The EU should also beware of coining terms with fuzzy meanings that few people can understand unless they make a study of the European project, he said.

"Just think of the French 'partenaires sociaux' which is often mistranslated into English as 'social partners' instead of the more correct 'both sides of industry.' The UK civil service uses the former expression to mean husbands and wives."

To help translators check for definition, an interinstitutional termbank (IATE) has been set up, - an electronic multilingual glossary set to be open to the public by 2007.

The termbank can also cast a light on evolutions of EU culture.

French fossils

The EU's penchant for abstract policy "spaces" is a fossil of the French political term "espace" used in the 1970s and 1980s before English became the most popular language for original European Commission documents.

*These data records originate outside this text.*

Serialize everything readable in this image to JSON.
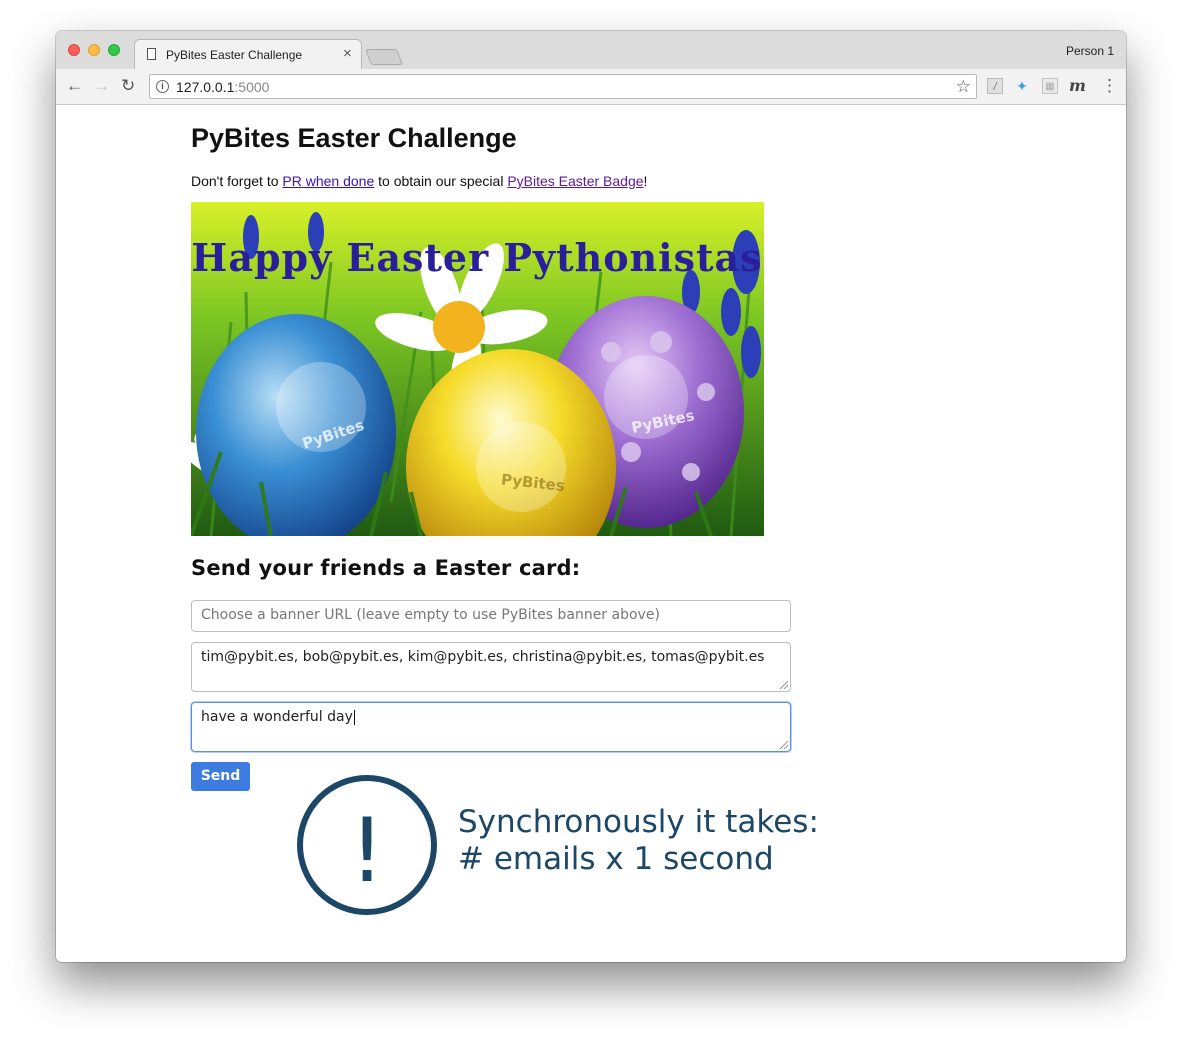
{
  "browser": {
    "tab_title": "PyBites Easter Challenge",
    "tab_close": "×",
    "profile": "Person 1",
    "url_host": "127.0.0.1",
    "url_port": ":5000",
    "icons": {
      "back": "arrow-left-icon",
      "forward": "arrow-right-icon",
      "reload": "reload-icon",
      "info": "info-icon",
      "bookmark": "star-icon",
      "menu": "kebab-menu-icon"
    }
  },
  "page": {
    "title": "PyBites Easter Challenge",
    "intro": {
      "before": "Don't forget to ",
      "link1": "PR when done",
      "middle": " to obtain our special ",
      "link2": "PyBites Easter Badge",
      "after": "!"
    },
    "banner": {
      "headline": "Happy Easter Pythonistas",
      "egg_logo": "PyBites"
    },
    "subtitle": "Send your friends a Easter card:",
    "form": {
      "banner_placeholder": "Choose a banner URL (leave empty to use PyBites banner above)",
      "emails_value": "tim@pybit.es, bob@pybit.es, kim@pybit.es, christina@pybit.es, tomas@pybit.es",
      "message_value": "have a wonderful day",
      "send_label": "Send"
    }
  },
  "annotation": {
    "symbol": "!",
    "line1": "Synchronously it takes:",
    "line2": "# emails x 1 second",
    "color": "#1c4766"
  },
  "colors": {
    "link": "#3b0fc0",
    "button": "#3e7be0",
    "focus_border": "#5b8fd8"
  }
}
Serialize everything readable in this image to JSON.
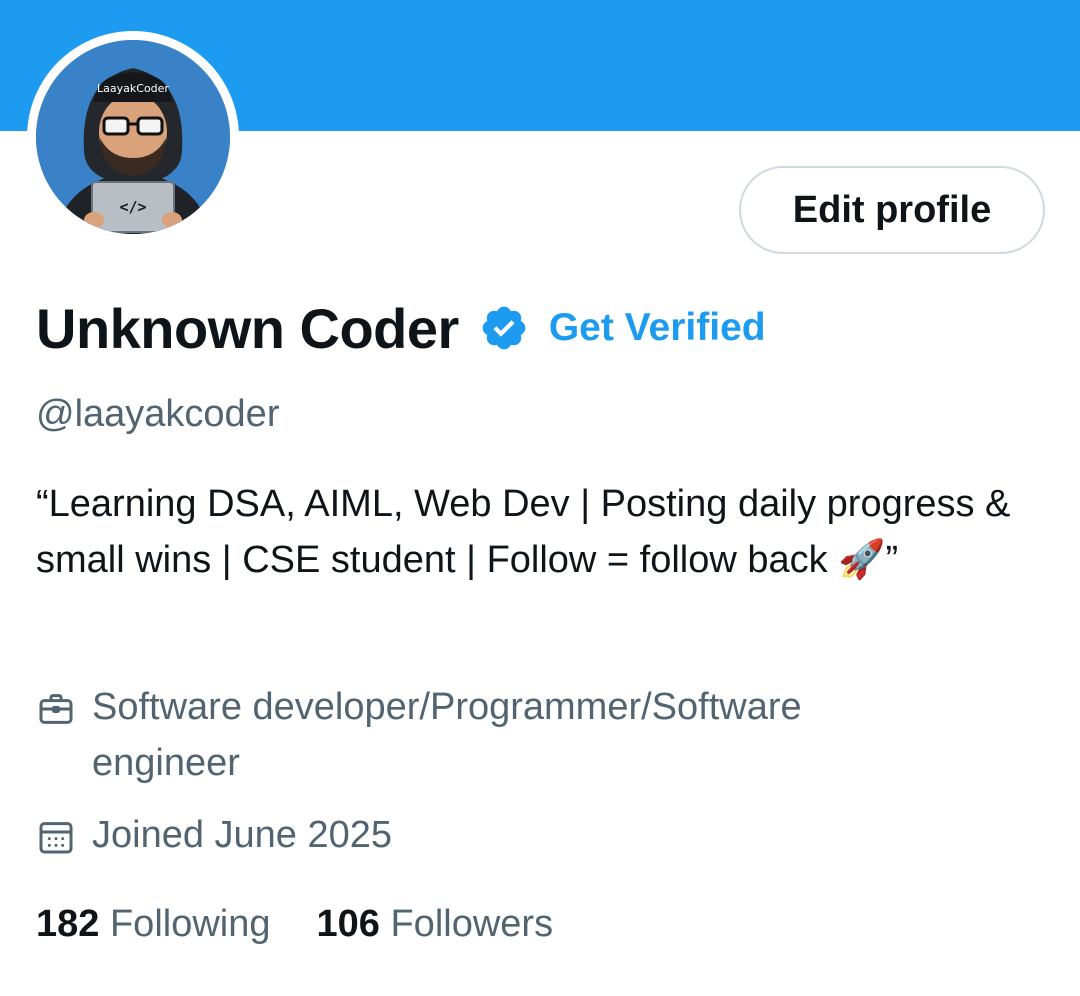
{
  "profile": {
    "display_name": "Unknown Coder",
    "get_verified_label": "Get Verified",
    "handle": "@laayakcoder",
    "bio": "“Learning DSA, AIML, Web Dev | Posting daily progress & small wins | CSE student | Follow = follow back 🚀”",
    "profession": "Software developer/Programmer/Software engineer",
    "joined": "Joined June 2025",
    "avatar_cap_text": "LaayakCoder",
    "avatar_laptop_text": "</>"
  },
  "actions": {
    "edit_profile_label": "Edit profile"
  },
  "stats": {
    "following_count": "182",
    "following_label": "Following",
    "followers_count": "106",
    "followers_label": "Followers"
  },
  "icons": {
    "verified": "verified-badge-icon",
    "profession": "briefcase-icon",
    "joined": "calendar-icon"
  },
  "colors": {
    "banner": "#1d9bf0",
    "accent": "#1d9bf0",
    "primary_text": "#0f1419",
    "secondary_text": "#536471",
    "button_border": "#cfd9de"
  }
}
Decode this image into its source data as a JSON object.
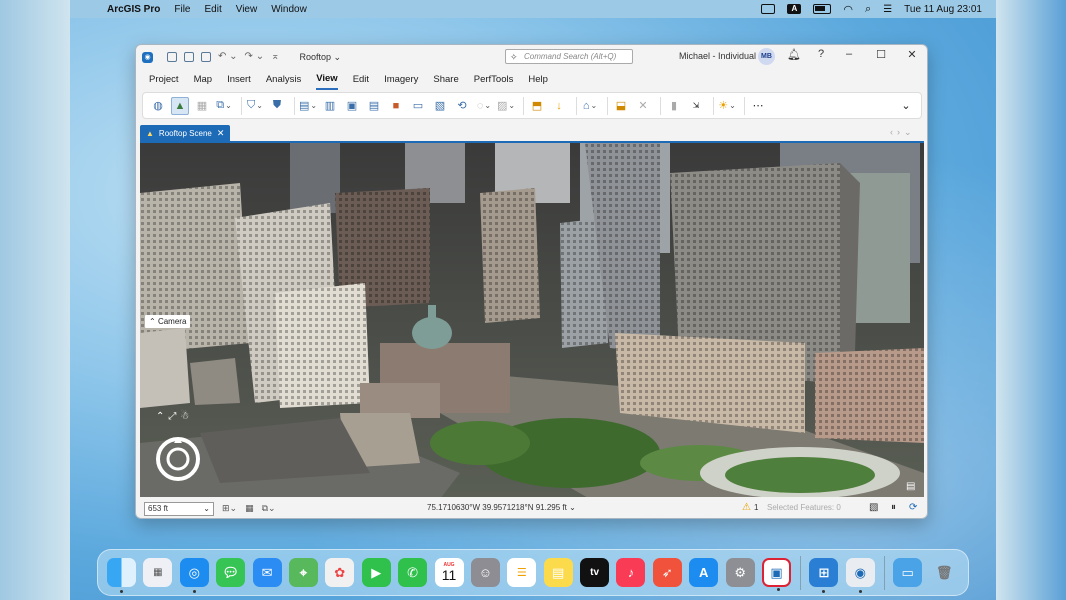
{
  "menubar": {
    "app": "ArcGIS Pro",
    "items": [
      "File",
      "Edit",
      "View",
      "Window"
    ],
    "keyboard_badge": "A",
    "datetime": "Tue 11 Aug  23:01"
  },
  "window": {
    "title_dropdown": "Rooftop",
    "search_placeholder": "Command Search (Alt+Q)",
    "user": "Michael - Individual",
    "avatar_initials": "MB",
    "help": "?",
    "tabs": [
      "Project",
      "Map",
      "Insert",
      "Analysis",
      "View",
      "Edit",
      "Imagery",
      "Share",
      "PerfTools",
      "Help"
    ],
    "active_tab": "View"
  },
  "view": {
    "tab_label": "Rooftop Scene",
    "camera_label": "Camera"
  },
  "status": {
    "scale": "653 ft",
    "coordinates": "75.1710630°W 39.9571218°N",
    "elevation": "91.295 ft",
    "warnings": "1",
    "selected_features": "Selected Features: 0"
  },
  "dock": {
    "calendar_month": "AUG",
    "calendar_day": "11",
    "tv_label": "tv"
  },
  "colors": {
    "accent": "#1d6ab7",
    "warning": "#e7a100"
  }
}
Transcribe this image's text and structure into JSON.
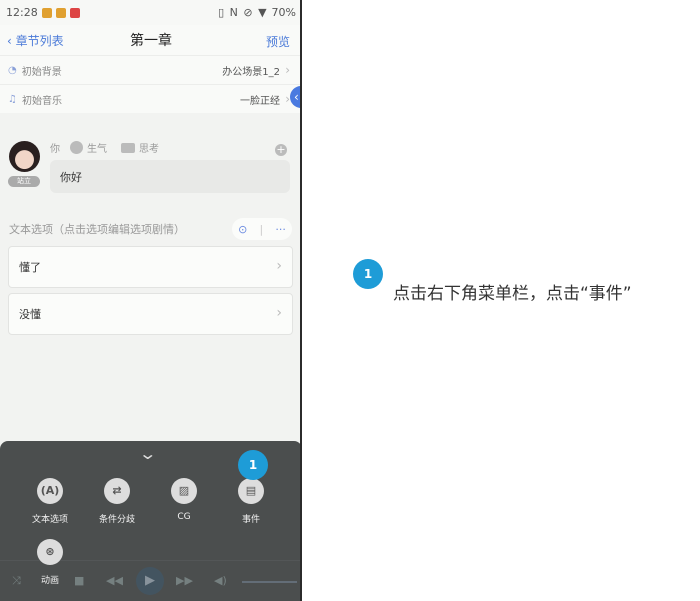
{
  "status_bar": {
    "time": "12:28",
    "battery": "70%"
  },
  "header": {
    "back_label": "章节列表",
    "title": "第一章",
    "preview_label": "预览"
  },
  "settings": [
    {
      "label": "初始背景",
      "value": "办公场景1_2",
      "icon": "landscape-icon"
    },
    {
      "label": "初始音乐",
      "value": "一脸正经",
      "icon": "headphones-icon"
    }
  ],
  "dialog": {
    "speaker": "你",
    "emotion": "生气",
    "mode": "思考",
    "avatar_tag": "站立",
    "text": "你好"
  },
  "options_section": {
    "label": "文本选项（点击选项编辑选项剧情）",
    "items": [
      "懂了",
      "没懂"
    ]
  },
  "sheet_menu": {
    "items": [
      {
        "label": "文本选项",
        "icon": "text-option-icon",
        "glyph": "(A)"
      },
      {
        "label": "条件分歧",
        "icon": "branch-icon",
        "glyph": "⇄"
      },
      {
        "label": "CG",
        "icon": "image-icon",
        "glyph": "▨"
      },
      {
        "label": "事件",
        "icon": "event-camera-icon",
        "glyph": "▤"
      },
      {
        "label": "动画",
        "icon": "film-reel-icon",
        "glyph": "⊛"
      }
    ]
  },
  "step": {
    "number": "1",
    "instruction": "点击右下角菜单栏，点击“事件”",
    "color": "#1e9cd7"
  }
}
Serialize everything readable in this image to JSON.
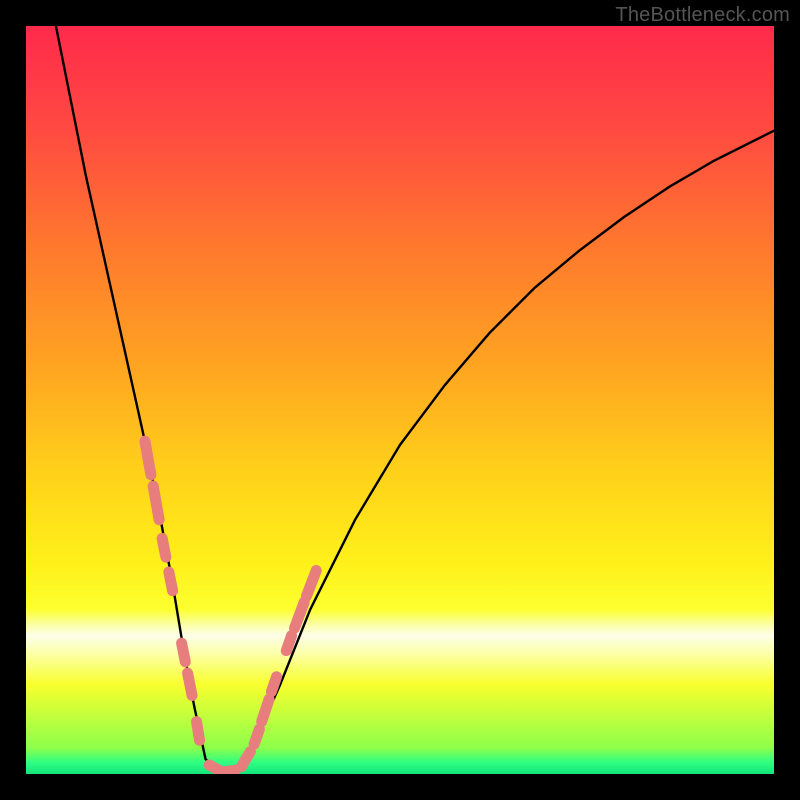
{
  "watermark": "TheBottleneck.com",
  "gradient": {
    "stops": [
      {
        "offset": 0.0,
        "color": "#ff2a4b"
      },
      {
        "offset": 0.14,
        "color": "#ff4a41"
      },
      {
        "offset": 0.3,
        "color": "#ff7a2d"
      },
      {
        "offset": 0.45,
        "color": "#ffa321"
      },
      {
        "offset": 0.6,
        "color": "#ffd21a"
      },
      {
        "offset": 0.72,
        "color": "#fff11a"
      },
      {
        "offset": 0.78,
        "color": "#fcff2f"
      },
      {
        "offset": 0.8,
        "color": "#fbffa4"
      },
      {
        "offset": 0.815,
        "color": "#fcffe8"
      },
      {
        "offset": 0.84,
        "color": "#fcffa4"
      },
      {
        "offset": 0.88,
        "color": "#f8ff2e"
      },
      {
        "offset": 0.965,
        "color": "#8dff4a"
      },
      {
        "offset": 0.985,
        "color": "#2dff83"
      },
      {
        "offset": 1.0,
        "color": "#14e27a"
      }
    ]
  },
  "chart_data": {
    "type": "line",
    "title": "",
    "xlabel": "",
    "ylabel": "",
    "xlim": [
      0,
      100
    ],
    "ylim": [
      0,
      100
    ],
    "series": [
      {
        "name": "bottleneck-curve",
        "x": [
          4,
          6,
          8,
          10,
          12,
          14,
          16,
          18,
          19.5,
          21,
          22.5,
          24,
          26,
          28,
          30,
          34,
          38,
          44,
          50,
          56,
          62,
          68,
          74,
          80,
          86,
          92,
          98,
          100
        ],
        "y": [
          100,
          90,
          80,
          71,
          62,
          53,
          44,
          34,
          26,
          17,
          9,
          2,
          0,
          0,
          3,
          12,
          22,
          34,
          44,
          52,
          59,
          65,
          70,
          74.5,
          78.5,
          82,
          85,
          86
        ]
      }
    ],
    "markers": {
      "name": "dash-markers",
      "color": "#e77d7d",
      "segments": [
        {
          "x1": 15.9,
          "y1": 44.5,
          "x2": 16.7,
          "y2": 40.0
        },
        {
          "x1": 17.0,
          "y1": 38.5,
          "x2": 17.8,
          "y2": 34.0
        },
        {
          "x1": 18.2,
          "y1": 31.5,
          "x2": 18.7,
          "y2": 29.0
        },
        {
          "x1": 19.1,
          "y1": 27.0,
          "x2": 19.6,
          "y2": 24.5
        },
        {
          "x1": 20.8,
          "y1": 17.5,
          "x2": 21.3,
          "y2": 15.0
        },
        {
          "x1": 21.6,
          "y1": 13.5,
          "x2": 22.2,
          "y2": 10.5
        },
        {
          "x1": 22.8,
          "y1": 7.0,
          "x2": 23.2,
          "y2": 4.5
        },
        {
          "x1": 24.5,
          "y1": 1.2,
          "x2": 25.8,
          "y2": 0.5
        },
        {
          "x1": 26.5,
          "y1": 0.3,
          "x2": 28.0,
          "y2": 0.5
        },
        {
          "x1": 28.8,
          "y1": 1.0,
          "x2": 30.0,
          "y2": 3.0
        },
        {
          "x1": 30.5,
          "y1": 4.0,
          "x2": 31.2,
          "y2": 6.0
        },
        {
          "x1": 31.5,
          "y1": 7.0,
          "x2": 32.5,
          "y2": 10.0
        },
        {
          "x1": 32.8,
          "y1": 11.0,
          "x2": 33.5,
          "y2": 13.0
        },
        {
          "x1": 34.8,
          "y1": 16.5,
          "x2": 35.5,
          "y2": 18.5
        },
        {
          "x1": 35.9,
          "y1": 19.5,
          "x2": 37.2,
          "y2": 23.0
        },
        {
          "x1": 37.5,
          "y1": 23.8,
          "x2": 38.8,
          "y2": 27.2
        }
      ]
    }
  }
}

The phrase "absorption capacity" started out as a value in chemistry, extended to the capacity of new member states to absorb EU funds then moved to the EU's capacity to absorb refugees.

Its latest usage, as the EU’s institutional capacity to absorb new member states, is still too fresh to appear in the glossary.

Some sensitive words, such as "terrorist" and "genocide" also stand out in the EU terminologist's work.

"Terrorist" is "too sensitive" to fall under a terminologist's authority, but IATE defines it as "a person who commits a violent act for political reasons."

"Genocide" is described in line with the International Criminal Court in The Hague as harmful acts "committed with intent to destroy, in whole or in part, a national, ethnical, racial or religious group."